These sophisticated and refined objets are rare examples of the intersection of luxury and craftsmanship in the Neoclassical period. The panels to either side utilize exotic woods, intricately arranged, shaded and stained to create elegant images en vogue at the time. The striking figures on one side of the panels are drawn from the legendary collection of antique vases in the collection of Sir William Hamilton. Hamilton (1730-1803) arrived in Naples as an ambassador in 1764. As a man of enormous curiosity, Hamilton explored numerous intellectual avenues while abroad, including the voracious collecting of antiquities. His extensive collection was profusely illustrated in hand-colored engravings and published by Pierre-François Hugues (self-styled Baron d'Hancarville) in four volumes, starting in 1766-67. The publication was widely distributed and had an indelible impact on Neoclassical design and taste across Europe. The reverse of the panels depicts landscapes clearly influenced by the work of Claude-Joseph Vernet and his contemporaries.
Stylistically, and to certain extent in execution, the ormolu mounts of these wonderful panels can be related to the oeuvre of the Valadier workshop in Rome. The design and scale of the figural mounts, particularly the recumbent sphynxes, and the jewel-like quality of the leaf and bead-cast ormolu are all comparable to the gilt bronzes used by Luigi and Giuseppe Valadier on their precious hardstone objects of varying sizes, including candelabra, clocks and deser. The Valadiers were among the most well-known and sought-after Italian craftsmen of the late eighteenth century and their influence was widespread throughout Italy. In fact, Luigi Valadier executed similar mounted pictorial plaques, one of which is now preserved at the Louvre (inv. no. MR 47). This lavish work consists of an ancient rectangular cameo in ormolu-mounted hardstone frame, all raised on a pair of recumbent ormolu lions.
Interestingly, this work was originally owned by Pope Pius VI and it entered the Louvre in 1801, after Napoleon’s occupation of the Papal State in 1796. Clearly, such precious objects evoking antiquity were very popular with Napoleon and his circle, to which Murat belonged. Furthermore, the way the parquetry panels of this lot evoke ancient red-figure pottery and are embellished with ormolu mounts, is also visually similar to the scagliola vases with gilt bronze dolphin supports from a large deser by Giuseppe Valadier and the sculptor Carlo Albacini, now in the Kunsthistorisches Museum, Vienna, see Alvar González-Palacios, Il Gusto dei Principi, Vol.
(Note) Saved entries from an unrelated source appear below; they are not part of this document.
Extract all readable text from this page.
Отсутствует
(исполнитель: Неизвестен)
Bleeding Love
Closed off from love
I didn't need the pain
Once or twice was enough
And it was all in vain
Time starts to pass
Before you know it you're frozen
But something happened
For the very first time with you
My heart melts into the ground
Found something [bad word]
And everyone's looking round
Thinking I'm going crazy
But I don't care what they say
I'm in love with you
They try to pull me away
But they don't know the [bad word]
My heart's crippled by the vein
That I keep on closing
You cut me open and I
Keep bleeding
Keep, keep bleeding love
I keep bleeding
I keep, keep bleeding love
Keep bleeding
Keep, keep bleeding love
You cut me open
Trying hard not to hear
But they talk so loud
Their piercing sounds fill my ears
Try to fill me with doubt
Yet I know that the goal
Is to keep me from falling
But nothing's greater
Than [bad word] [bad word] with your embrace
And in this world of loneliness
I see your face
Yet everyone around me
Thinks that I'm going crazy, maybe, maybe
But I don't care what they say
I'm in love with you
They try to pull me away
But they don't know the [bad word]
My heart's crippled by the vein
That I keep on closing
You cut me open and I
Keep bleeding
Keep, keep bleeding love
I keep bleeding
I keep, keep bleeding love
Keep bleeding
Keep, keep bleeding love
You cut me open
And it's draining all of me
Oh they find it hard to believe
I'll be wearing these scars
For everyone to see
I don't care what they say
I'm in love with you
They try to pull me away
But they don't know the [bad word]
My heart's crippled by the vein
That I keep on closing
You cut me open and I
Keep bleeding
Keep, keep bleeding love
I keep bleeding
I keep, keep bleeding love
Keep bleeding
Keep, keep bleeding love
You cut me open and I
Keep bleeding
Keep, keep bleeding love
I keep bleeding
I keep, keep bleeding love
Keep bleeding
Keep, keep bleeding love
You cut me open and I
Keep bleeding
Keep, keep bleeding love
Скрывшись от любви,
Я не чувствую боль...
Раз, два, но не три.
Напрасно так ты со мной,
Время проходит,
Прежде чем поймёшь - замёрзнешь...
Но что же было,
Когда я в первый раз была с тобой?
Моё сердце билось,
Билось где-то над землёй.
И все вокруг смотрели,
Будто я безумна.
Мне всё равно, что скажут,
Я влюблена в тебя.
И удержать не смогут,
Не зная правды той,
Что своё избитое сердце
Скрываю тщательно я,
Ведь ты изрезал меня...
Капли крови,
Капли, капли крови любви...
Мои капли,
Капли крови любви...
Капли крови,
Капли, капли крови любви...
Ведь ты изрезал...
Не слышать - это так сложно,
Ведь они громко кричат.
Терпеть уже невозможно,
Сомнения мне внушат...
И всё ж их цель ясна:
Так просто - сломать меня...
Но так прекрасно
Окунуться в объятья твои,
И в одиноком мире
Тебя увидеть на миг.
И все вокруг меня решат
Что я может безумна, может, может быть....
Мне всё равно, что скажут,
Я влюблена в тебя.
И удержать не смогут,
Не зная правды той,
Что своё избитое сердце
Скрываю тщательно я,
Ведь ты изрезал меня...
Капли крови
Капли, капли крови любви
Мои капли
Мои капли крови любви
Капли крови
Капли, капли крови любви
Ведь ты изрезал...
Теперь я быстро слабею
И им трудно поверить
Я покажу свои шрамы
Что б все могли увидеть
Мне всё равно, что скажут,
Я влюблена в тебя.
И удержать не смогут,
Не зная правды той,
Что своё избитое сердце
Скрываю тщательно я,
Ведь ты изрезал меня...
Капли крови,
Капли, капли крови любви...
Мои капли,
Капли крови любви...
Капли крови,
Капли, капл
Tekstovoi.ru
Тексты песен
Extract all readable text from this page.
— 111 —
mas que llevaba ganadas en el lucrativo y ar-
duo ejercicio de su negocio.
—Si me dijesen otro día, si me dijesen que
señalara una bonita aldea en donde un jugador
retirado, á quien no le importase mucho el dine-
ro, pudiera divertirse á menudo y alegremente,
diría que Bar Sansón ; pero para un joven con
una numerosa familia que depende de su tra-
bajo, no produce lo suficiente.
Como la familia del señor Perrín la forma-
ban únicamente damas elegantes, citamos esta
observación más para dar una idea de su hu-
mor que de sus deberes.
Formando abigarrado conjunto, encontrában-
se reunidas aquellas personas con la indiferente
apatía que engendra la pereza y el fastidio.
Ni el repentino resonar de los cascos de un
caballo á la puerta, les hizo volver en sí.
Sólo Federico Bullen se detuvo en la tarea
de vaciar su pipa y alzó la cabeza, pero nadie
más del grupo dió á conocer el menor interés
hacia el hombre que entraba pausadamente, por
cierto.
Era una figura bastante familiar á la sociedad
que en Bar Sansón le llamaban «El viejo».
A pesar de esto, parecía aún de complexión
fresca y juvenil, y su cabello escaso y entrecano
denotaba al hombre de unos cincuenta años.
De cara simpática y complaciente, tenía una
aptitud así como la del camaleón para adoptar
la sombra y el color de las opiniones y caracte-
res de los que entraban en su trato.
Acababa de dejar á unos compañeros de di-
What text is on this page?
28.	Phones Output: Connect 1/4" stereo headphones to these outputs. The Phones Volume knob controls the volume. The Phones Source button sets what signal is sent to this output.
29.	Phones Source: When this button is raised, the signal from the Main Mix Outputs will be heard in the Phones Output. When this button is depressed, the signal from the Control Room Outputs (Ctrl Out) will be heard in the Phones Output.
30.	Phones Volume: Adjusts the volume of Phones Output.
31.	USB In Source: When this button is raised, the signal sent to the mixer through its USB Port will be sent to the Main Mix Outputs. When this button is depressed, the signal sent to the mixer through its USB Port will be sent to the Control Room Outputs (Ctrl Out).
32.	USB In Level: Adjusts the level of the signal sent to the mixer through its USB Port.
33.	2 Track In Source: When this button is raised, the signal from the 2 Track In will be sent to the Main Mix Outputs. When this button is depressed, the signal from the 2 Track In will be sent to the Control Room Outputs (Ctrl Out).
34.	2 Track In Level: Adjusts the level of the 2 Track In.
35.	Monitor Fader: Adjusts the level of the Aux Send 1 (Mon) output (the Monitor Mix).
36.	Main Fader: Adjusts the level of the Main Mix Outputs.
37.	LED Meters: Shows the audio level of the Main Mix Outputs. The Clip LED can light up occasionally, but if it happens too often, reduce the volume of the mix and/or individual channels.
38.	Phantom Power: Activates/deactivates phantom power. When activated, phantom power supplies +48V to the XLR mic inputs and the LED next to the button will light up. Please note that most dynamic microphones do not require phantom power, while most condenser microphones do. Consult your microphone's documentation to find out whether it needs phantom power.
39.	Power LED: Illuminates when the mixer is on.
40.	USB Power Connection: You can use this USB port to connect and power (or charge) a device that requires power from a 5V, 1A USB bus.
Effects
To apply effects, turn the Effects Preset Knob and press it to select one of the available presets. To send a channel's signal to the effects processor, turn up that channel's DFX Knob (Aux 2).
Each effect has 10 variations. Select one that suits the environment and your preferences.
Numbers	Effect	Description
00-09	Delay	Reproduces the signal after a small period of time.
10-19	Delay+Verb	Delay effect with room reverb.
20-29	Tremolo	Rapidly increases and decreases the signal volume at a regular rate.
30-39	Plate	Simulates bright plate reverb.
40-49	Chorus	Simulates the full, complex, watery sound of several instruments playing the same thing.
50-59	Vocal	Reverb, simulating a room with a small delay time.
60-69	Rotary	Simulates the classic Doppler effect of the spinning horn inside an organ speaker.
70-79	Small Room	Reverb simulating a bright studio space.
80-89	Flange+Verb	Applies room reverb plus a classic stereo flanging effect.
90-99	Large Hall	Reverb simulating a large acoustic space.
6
II, Milan, 1992, p. 290, figs. 578 and 579.
The crowned eagle clutching lightning bolts in its talons and resting kingly atop the rotating panels indicates the subject of its commission: Napoleon’s brother-in-law, one of most distinguished generals and King of Naples, Joachim Murat. The same eagle can be found at the center of his coat of arms during his time as king of Naples (1808-1815). Joachim Murat (1767-1815), was one of Napoleon's most distinguished generals who married Napoleon's youngest sister, Caroline. Having a taste for sumptuous living, Murat and his wife, after having resided from 1802 in the hôtel de Thélusson (a splendid Neoclassical house built in the 1780s by Ledoux), purchased the Elysée Palace in August 1805 which they furnished and renovated at enormous expense - 2,732 francs in total - and completed in November 1806. The modifications were executed by architects Vignon and Thibault, while Jacob Desmalter supplied the furnishings (menuiserie and ébenisterie), Ravrio the gilt-bronzes and Boulard the textiles and upholstery, see J. Coural, Le Palais de l'Elysée: Histoire et Décor, Paris, 1994, p. 49. After Napoleon’s brother Joseph had been awarded with the Spanish throne, Murat took his place as King of Naples between 1808 and 1815, when he was ousted by the Austrians and British. He fled to Corsica where he was captured and eventually executed. By the height of his power, Murat had amassed a large collection of Italian old master paintings, as well as contemporary French fine and decorative arts. After Murat’s death, Caroline managed to retain part of this collection and supported herself by selling works from it while in exile. The rest of the collection was sold at auction in 1815 and purchased by Marchese Emilio Tortora Brayda di Belvedere (1784-1854) for his residences in Molfetta and in Manfredonia.
In the twentieth century, these impressive panels found their way into the collection of Charles de Beistegui (d. 1970), the legendary bon vivant. Beistegui bought the nineteenth-century château de Groussay in 1939, where these table ornaments were preserved for a time. The heir to a Mexican silver fortune, Beistegui had a flair for the theatrical and in collaboration with the Cuban-born architect Emilio Terry (1890-1969), and his assistant Michel de Bros, designed elaborately themed rooms and garden follies in a grand Neoclassical style.